The Ontario Agency for Health Promotion and Protection (OAHPP) has announced it will close the Windsor Public Health Laboratory by the end of the year, sending the lab services and 21 decent-paying jobs to London, Hamilton and Toronto.

OPSEU President Warren (Smokey) Thomas has written to Finance Minister Dwight Duncan, asking the lab’s closure be put on hold until all evidence about its impact can be evaluated.

Thomas was among Ontario’s labour leaders who met with Duncan on January 21 for a pre-budget consultation.

“You agreed that cutting public sector services and jobs while the province is taking measures to stimulate the economy is counter-productive,” Thomas wrote in his January 25 letter to Duncan, MPP for Windsor-Tecumseh.

Thomas noted the local prospects for medical lab technologists are limited given Windsor hospitals are planning their own layoffs in response to an impending funding freeze.

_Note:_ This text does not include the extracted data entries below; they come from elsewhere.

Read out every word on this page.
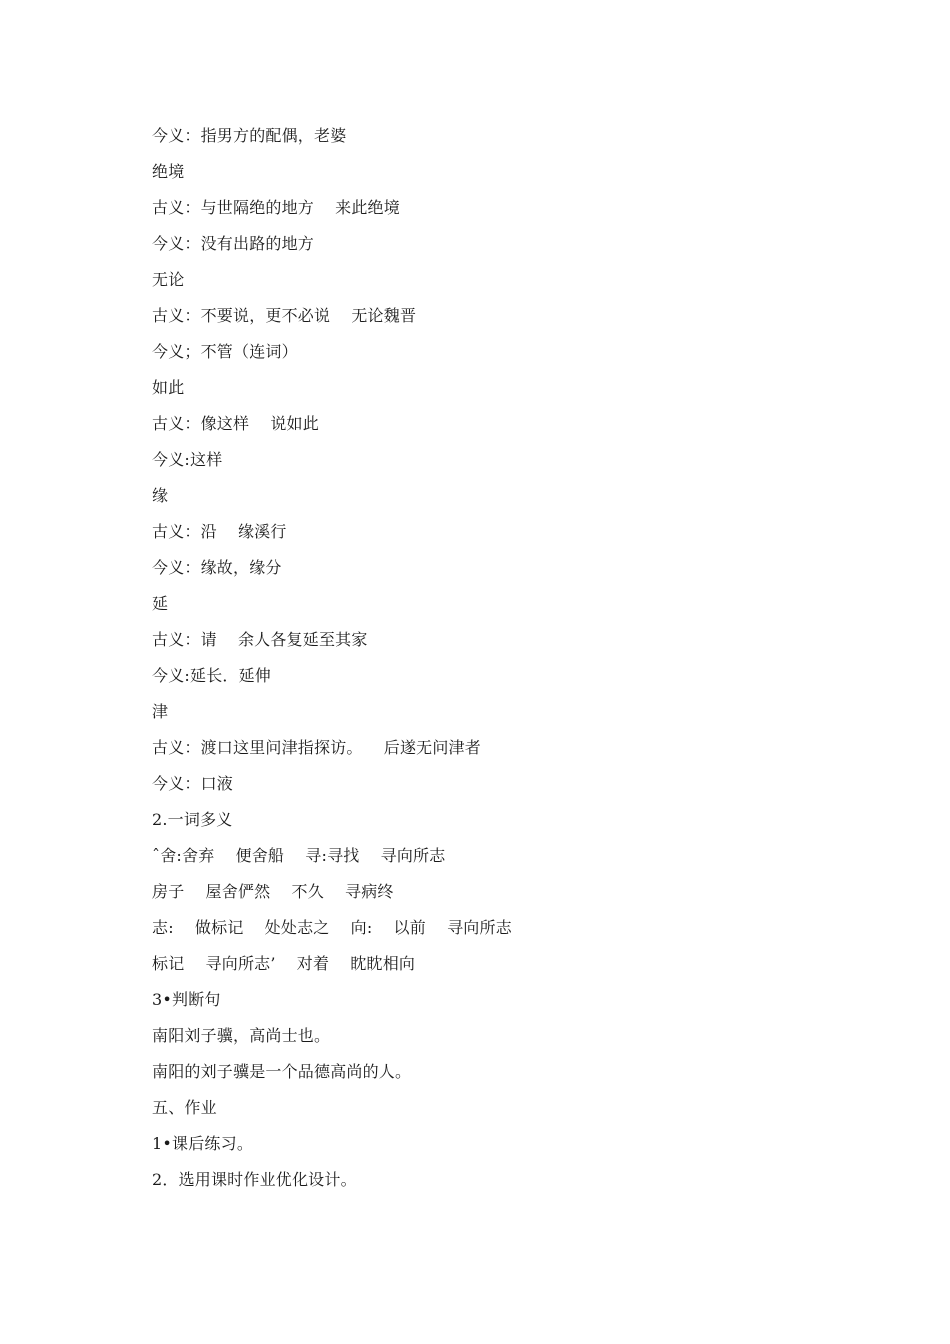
今义：指男方的配偶，老婆
绝境
古义：与世隔绝的地方    来此绝境
今义：没有出路的地方
无论
古义：不要说，更不必说    无论魏晋
今义；不管（连词）
如此
古义：像这样    说如此
今义:这样
缘
古义：沿    缘溪行
今义：缘故，缘分
延
古义：请    余人各复延至其家
今义:延长．延伸
津
古义：渡口这里问津指探访。    后遂无问津者
今义：口液
2.一词多义
ˆ舍:舍弃    便舍船    寻:寻找    寻向所志
房子    屋舍俨然    不久    寻病终
志:    做标记    处处志之    向:    以前    寻向所志
标记    寻向所志’    对着    眈眈相向
3•判断句
南阳刘子骥，高尚士也。
南阳的刘子骥是一个品德高尚的人。
五、作业
1•课后练习。
2．选用课时作业优化设计。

Windsor lab employees are in shock from the announcement. Staff had been told as recently as Christmas that the facility would be relocated because of the expansion of Huron Church Road, not closed altogether. The age and seniority of employees range from recent university graduates to employees with 25 to 30 years of service. At least two employees are within six months to two years of retirement.

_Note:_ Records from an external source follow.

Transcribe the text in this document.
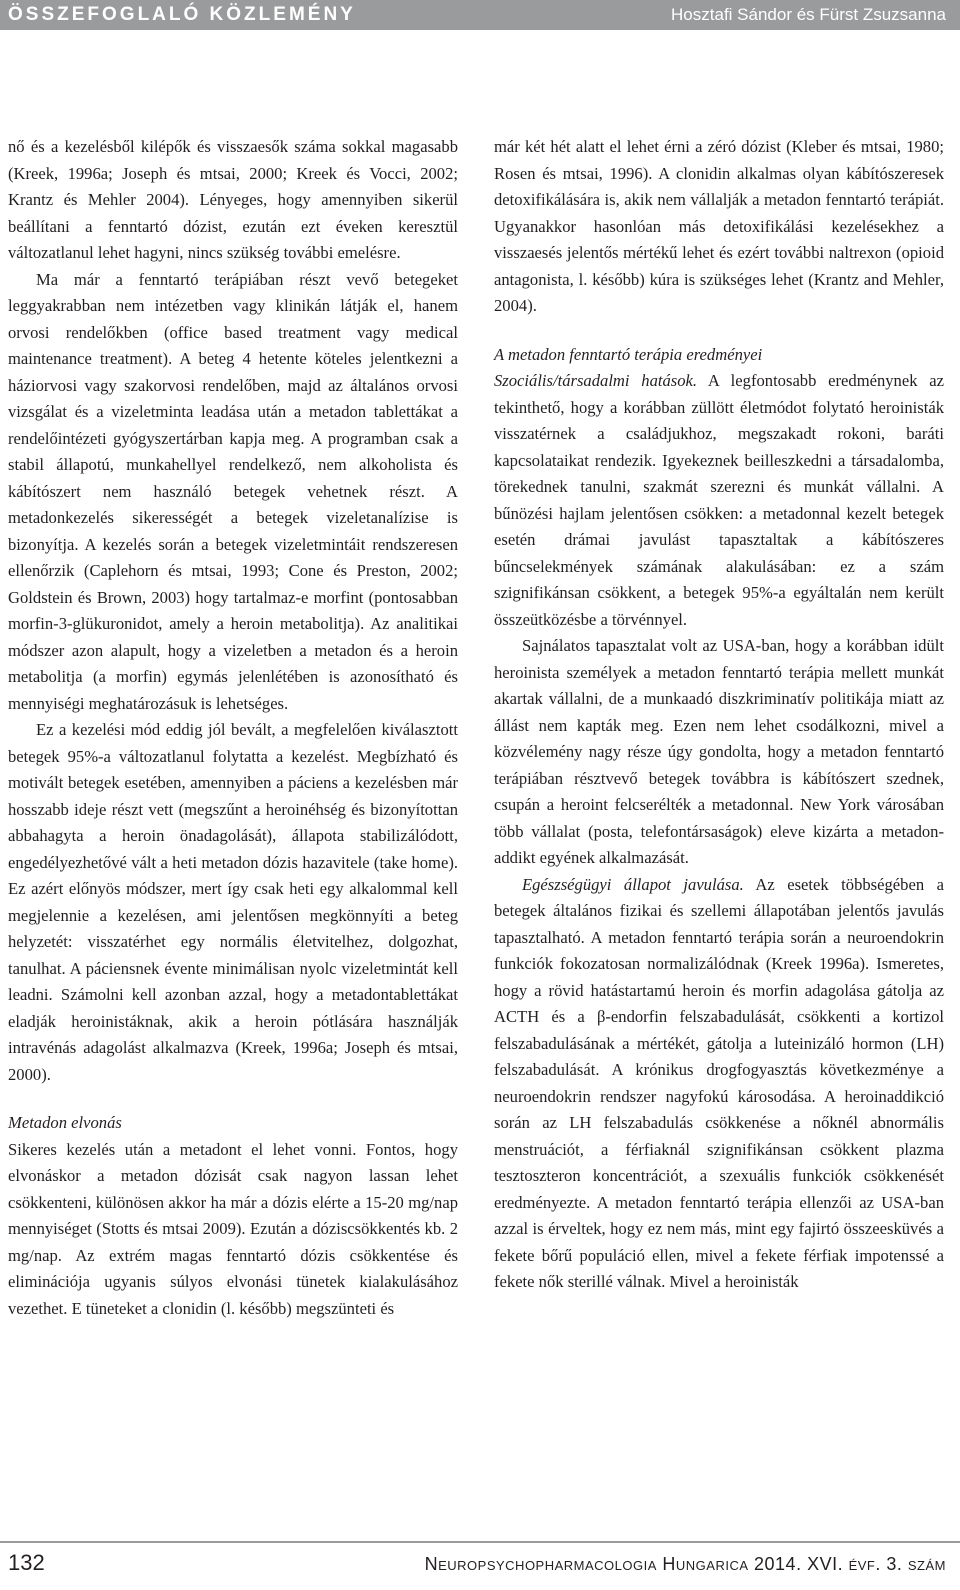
ÖSSZEFOGLALÓ KÖZLEMÉNY	Hosztafi Sándor és Fürst Zsuzsanna

nő és a kezelésből kilépők és visszaesők száma sokkal magasabb (Kreek, 1996a; Joseph és mtsai, 2000; Kreek és Vocci, 2002; Krantz és Mehler 2004). Lényeges, hogy amennyiben sikerül beállítani a fenntartó dózist, ezután ezt éveken keresztül változatlanul lehet hagyni, nincs szükség további emelésre.

Ma már a fenntartó terápiában részt vevő betegeket leggyakrabban nem intézetben vagy klinikán látják el, hanem orvosi rendelőkben (office based treatment vagy medical maintenance treatment). A beteg 4 hetente köteles jelentkezni a háziorvosi vagy szakorvosi rendelőben, majd az általános orvosi vizsgálat és a vizeletminta leadása után a metadon tablettákat a rendelőintézeti gyógyszertárban kapja meg. A programban csak a stabil állapotú, munkahellyel rendelkező, nem alkoholista és kábítószert nem használó betegek vehetnek részt. A metadonkezelés sikerességét a betegek vizeletanalízise is bizonyítja. A kezelés során a betegek vizeletmintáit rendszeresen ellenőrzik (Caplehorn és mtsai, 1993; Cone és Preston, 2002; Goldstein és Brown, 2003) hogy tartalmaz-e morfint (pontosabban morfin-3-glükuronidot, amely a heroin metabolitja). Az analitikai módszer azon alapult, hogy a vizeletben a metadon és a heroin metabolitja (a morfin) egymás jelenlétében is azonosítható és mennyiségi meghatározásuk is lehetséges.

Ez a kezelési mód eddig jól bevált, a megfelelően kiválasztott betegek 95%-a változatlanul folytatta a kezelést. Megbízható és motivált betegek esetében, amennyiben a páciens a kezelésben már hosszabb ideje részt vett (megszűnt a heroinéhség és bizonyítottan abbahagyta a heroin önadagolását), állapota stabilizálódott, engedélyezhetővé vált a heti metadon dózis hazavitele (take home). Ez azért előnyös módszer, mert így csak heti egy alkalommal kell megjelennie a kezelésen, ami jelentősen megkönnyíti a beteg helyzetét: visszatérhet egy normális életvitelhez, dolgozhat, tanulhat. A páciensnek évente minimálisan nyolc vizeletmintát kell leadni. Számolni kell azonban azzal, hogy a metadontablettákat eladják heroinistáknak, akik a heroin pótlására használják intravénás adagolást alkalmazva (Kreek, 1996a; Joseph és mtsai, 2000).

Metadon elvonás

Sikeres kezelés után a metadont el lehet vonni. Fontos, hogy elvonáskor a metadon dózisát csak nagyon lassan lehet csökkenteni, különösen akkor ha már a dózis elérte a 15-20 mg/nap mennyiséget (Stotts és mtsai 2009). Ezután a dóziscsökkentés kb. 2 mg/nap. Az extrém magas fenntartó dózis csökkentése és eliminációja ugyanis súlyos elvonási tünetek kialakulásához vezethet. E tüneteket a clonidin (l. később) megszünteti és

már két hét alatt el lehet érni a zéró dózist (Kleber és mtsai, 1980; Rosen és mtsai, 1996). A clonidin alkalmas olyan kábítószeresek detoxifikálására is, akik nem vállalják a metadon fenntartó terápiát. Ugyanakkor hasonlóan más detoxifikálási kezelésekhez a visszaesés jelentős mértékű lehet és ezért további naltrexon (opioid antagonista, l. később) kúra is szükséges lehet (Krantz and Mehler, 2004).

A metadon fenntartó terápia eredményei

Szociális/társadalmi hatások. A legfontosabb eredménynek az tekinthető, hogy a korábban züllött életmódot folytató heroinisták visszatérnek a családjukhoz, megszakadt rokoni, baráti kapcsolataikat rendezik. Igyekeznek beilleszkedni a társadalomba, törekednek tanulni, szakmát szerezni és munkát vállalni. A bűnözési hajlam jelentősen csökken: a metadonnal kezelt betegek esetén drámai javulást tapasztaltak a kábítószeres bűncselekmények számának alakulásában: ez a szám szignifikánsan csökkent, a betegek 95%-a egyáltalán nem került összeütközésbe a törvénnyel.

Sajnálatos tapasztalat volt az USA-ban, hogy a korábban idült heroinista személyek a metadon fenntartó terápia mellett munkát akartak vállalni, de a munkaadó diszkriminatív politikája miatt az állást nem kapták meg. Ezen nem lehet csodálkozni, mivel a közvélemény nagy része úgy gondolta, hogy a metadon fenntartó terápiában résztvevő betegek továbbra is kábítószert szednek, csupán a heroint felcserélték a metadonnal. New York városában több vállalat (posta, telefontársaságok) eleve kizárta a metadon-addikt egyének alkalmazását.

Egészségügyi állapot javulása. Az esetek többségében a betegek általános fizikai és szellemi állapotában jelentős javulás tapasztalható. A metadon fenntartó terápia során a neuroendokrin funkciók fokozatosan normalizálódnak (Kreek 1996a). Ismeretes, hogy a rövid hatástartamú heroin és morfin adagolása gátolja az ACTH és a β-endorfin felszabadulását, csökkenti a kortizol felszabadulásának a mértékét, gátolja a luteinizáló hormon (LH) felszabadulását. A krónikus drogfogyasztás következménye a neuroendokrin rendszer nagyfokú károsodása. A heroinaddikció során az LH felszabadulás csökkenése a nőknél abnormális menstruációt, a férfiaknál szignifikánsan csökkent plazma tesztoszteron koncentrációt, a szexuális funkciók csökkenését eredményezte. A metadon fenntartó terápia ellenzői az USA-ban azzal is érveltek, hogy ez nem más, mint egy fajirtó összeesküvés a fekete bőrű populáció ellen, mivel a fekete férfiak impotenssé a fekete nők sterillé válnak. Mivel a heroinisták

132	Neuropsychopharmacologia Hungarica 2014. XVI. évf. 3. szám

Thomas noted in his letter to Duncan that the Medical Officer of Health Dr Allen Heimann has said he’s concerned about the impact the closure will have on the turnover of lab tests for illnesses such as tuberculosis and influenza, as well as bacteria and viruses responsible for other respiratory and gastrointestinal outbreaks.

The province’s 12 public health labs perform about 4 million tests annually. The closure of the Windsor lab will have an impact on the province system-wide. About 20 per cent of the specimens tested by the Windsor facility come from elsewhere in the province.

Thomas closed his letter to Duncan with a request that his government “place a moratorium on any public sector job cuts at this time, particularly in hard-hit communities like Windsor.”